This vegan coconut lentil curry is so flavorful, it tastes like it’s cooked for hours with many ingredients! Luckily, it comes together easily in one pan.
Heat coconut oil in a large saucepan over medium heat. Once hot, add the onion and cook for 4 minutes or until translucent.
Add the garlic, ginger, and Serrano pepper.
Cook for 1 minute, then add the cilantro stems and curry powder. Cook for another minute.
Rinse the lentils briefly, then stir them in with the vegetable broth.
Cover the pan and bring to a simmer. Cook for 10 minutes, stirring occasionally.
Remove the lid and add the coconut milk and minced cilantro leaves. Cook for 5 minutes or until the lentils are tender and the sauce has thickened.
Season with salt to taste and serve with rice, pickled onion, and extra cilantro. Enjoy!
Notes
Rinse your lentils before adding them to avoid a bitter taste in the red lentil curry.

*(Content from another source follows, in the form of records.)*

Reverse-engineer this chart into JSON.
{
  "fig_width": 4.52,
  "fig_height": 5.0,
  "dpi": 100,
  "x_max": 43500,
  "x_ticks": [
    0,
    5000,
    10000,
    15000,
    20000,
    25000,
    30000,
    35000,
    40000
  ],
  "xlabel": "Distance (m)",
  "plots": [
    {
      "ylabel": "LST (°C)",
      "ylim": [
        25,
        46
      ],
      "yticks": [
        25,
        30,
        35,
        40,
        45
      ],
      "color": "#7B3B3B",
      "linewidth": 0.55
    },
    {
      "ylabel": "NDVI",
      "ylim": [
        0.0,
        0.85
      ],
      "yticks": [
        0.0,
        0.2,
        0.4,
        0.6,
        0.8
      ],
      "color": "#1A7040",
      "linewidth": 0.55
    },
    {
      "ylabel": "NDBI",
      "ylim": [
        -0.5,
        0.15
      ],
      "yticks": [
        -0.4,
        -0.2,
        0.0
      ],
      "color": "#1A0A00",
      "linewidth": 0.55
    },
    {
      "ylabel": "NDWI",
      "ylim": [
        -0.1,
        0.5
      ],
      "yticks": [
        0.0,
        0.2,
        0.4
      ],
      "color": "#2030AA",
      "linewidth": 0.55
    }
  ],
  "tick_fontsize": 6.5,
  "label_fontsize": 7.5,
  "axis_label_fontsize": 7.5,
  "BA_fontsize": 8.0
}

If you want to reduce the fat content of this coconut and red lentil curry, substitute coconut milk with silken tofu whipped with a bit of coconut extract. You can also saute the onions in vegetable broth instead of coconut oil.
Prepare in advance by chopping and dicing the ingredients the day before. Store them in separate airtight containers in the fridge to keep them fresh.